Embora muitas publicações nas redes sociais apontem a criação de uma folga remunerada para exames, o direito de se ausentar por até três dias ao ano sem desconto no salário para avaliações preventivas de câncer já vigora desde 2018.
A grande mudança da nova norma, que já está valendo, recai sobre o papel dos empregadores: agora, as empresas têm a obrigação legal de informar, orientar e realizar campanhas de conscientização para que seus funcionários saibam da existência e de como utilizar esse direito.

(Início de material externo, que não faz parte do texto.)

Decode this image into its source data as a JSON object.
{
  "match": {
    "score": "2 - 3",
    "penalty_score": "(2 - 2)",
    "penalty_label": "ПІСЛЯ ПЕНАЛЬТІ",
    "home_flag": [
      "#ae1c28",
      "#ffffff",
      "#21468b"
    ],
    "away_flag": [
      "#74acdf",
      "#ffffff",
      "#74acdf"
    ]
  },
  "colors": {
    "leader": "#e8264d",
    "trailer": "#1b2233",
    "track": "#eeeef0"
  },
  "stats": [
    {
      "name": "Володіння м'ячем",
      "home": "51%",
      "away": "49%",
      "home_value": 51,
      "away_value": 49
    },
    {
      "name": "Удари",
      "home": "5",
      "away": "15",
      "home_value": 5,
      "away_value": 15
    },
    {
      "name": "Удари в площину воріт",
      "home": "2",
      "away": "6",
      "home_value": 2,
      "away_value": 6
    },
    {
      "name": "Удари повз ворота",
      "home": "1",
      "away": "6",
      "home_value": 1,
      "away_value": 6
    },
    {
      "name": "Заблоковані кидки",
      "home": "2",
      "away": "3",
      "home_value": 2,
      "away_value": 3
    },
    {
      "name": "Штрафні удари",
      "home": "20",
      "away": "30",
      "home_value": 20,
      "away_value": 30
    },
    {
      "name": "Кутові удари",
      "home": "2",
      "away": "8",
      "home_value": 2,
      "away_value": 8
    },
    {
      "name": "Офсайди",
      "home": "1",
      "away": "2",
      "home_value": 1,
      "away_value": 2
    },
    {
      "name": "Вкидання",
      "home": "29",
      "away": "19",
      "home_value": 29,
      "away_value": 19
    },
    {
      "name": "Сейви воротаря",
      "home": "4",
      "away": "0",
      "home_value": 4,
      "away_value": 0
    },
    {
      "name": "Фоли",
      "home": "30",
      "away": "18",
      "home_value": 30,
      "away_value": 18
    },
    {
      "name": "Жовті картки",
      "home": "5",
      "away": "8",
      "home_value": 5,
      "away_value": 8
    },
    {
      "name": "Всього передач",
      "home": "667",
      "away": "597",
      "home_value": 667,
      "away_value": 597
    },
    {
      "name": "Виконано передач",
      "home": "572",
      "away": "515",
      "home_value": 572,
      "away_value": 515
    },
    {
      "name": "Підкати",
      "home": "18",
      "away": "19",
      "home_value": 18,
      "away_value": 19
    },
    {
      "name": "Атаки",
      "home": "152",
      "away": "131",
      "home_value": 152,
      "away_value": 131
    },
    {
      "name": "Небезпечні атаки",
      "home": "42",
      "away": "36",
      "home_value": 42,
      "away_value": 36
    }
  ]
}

Além disso, o objetivo principal da atualização é garantir que o benefício não seja esquecido e chegue de fato aos trabalhadores, estimulando o diagnóstico precoce e evitando afastamentos prolongados por doenças graves.
A legislação destaca a necessidade de as organizações promoverem campanhas sobre vacinação e prevenção de problemas como o HPV e os cânceres de mama, colo do útero e próstata.
Para usufruir dos dias de licença e realizar os procedimentos, o funcionário não precisa estar adoecido, mas é indispensável apresentar um documento, como uma declaração de comparecimento médico, para justificar a ausência.
Apesar de ser um avanço focado no bem-estar corporativo, a nova lei não traz regras operacionais rígidas nem estipula penalidades específicas, no momento, para as companhias que ignorarem a exigência de informar.
Detalhes práticos, como a antecedência do aviso prévio e a forma como os dias de folga serão organizados ao longo dos 12 meses, continuam dependendo do acordo direto entre a chefia e o colaborador.
Mesmo sem sanções definidas no texto, a mudança representa um marco ao ampliar a responsabilidade social das empresas, colocando o incentivo à saúde diretamente na rotina do ambiente de trabalho.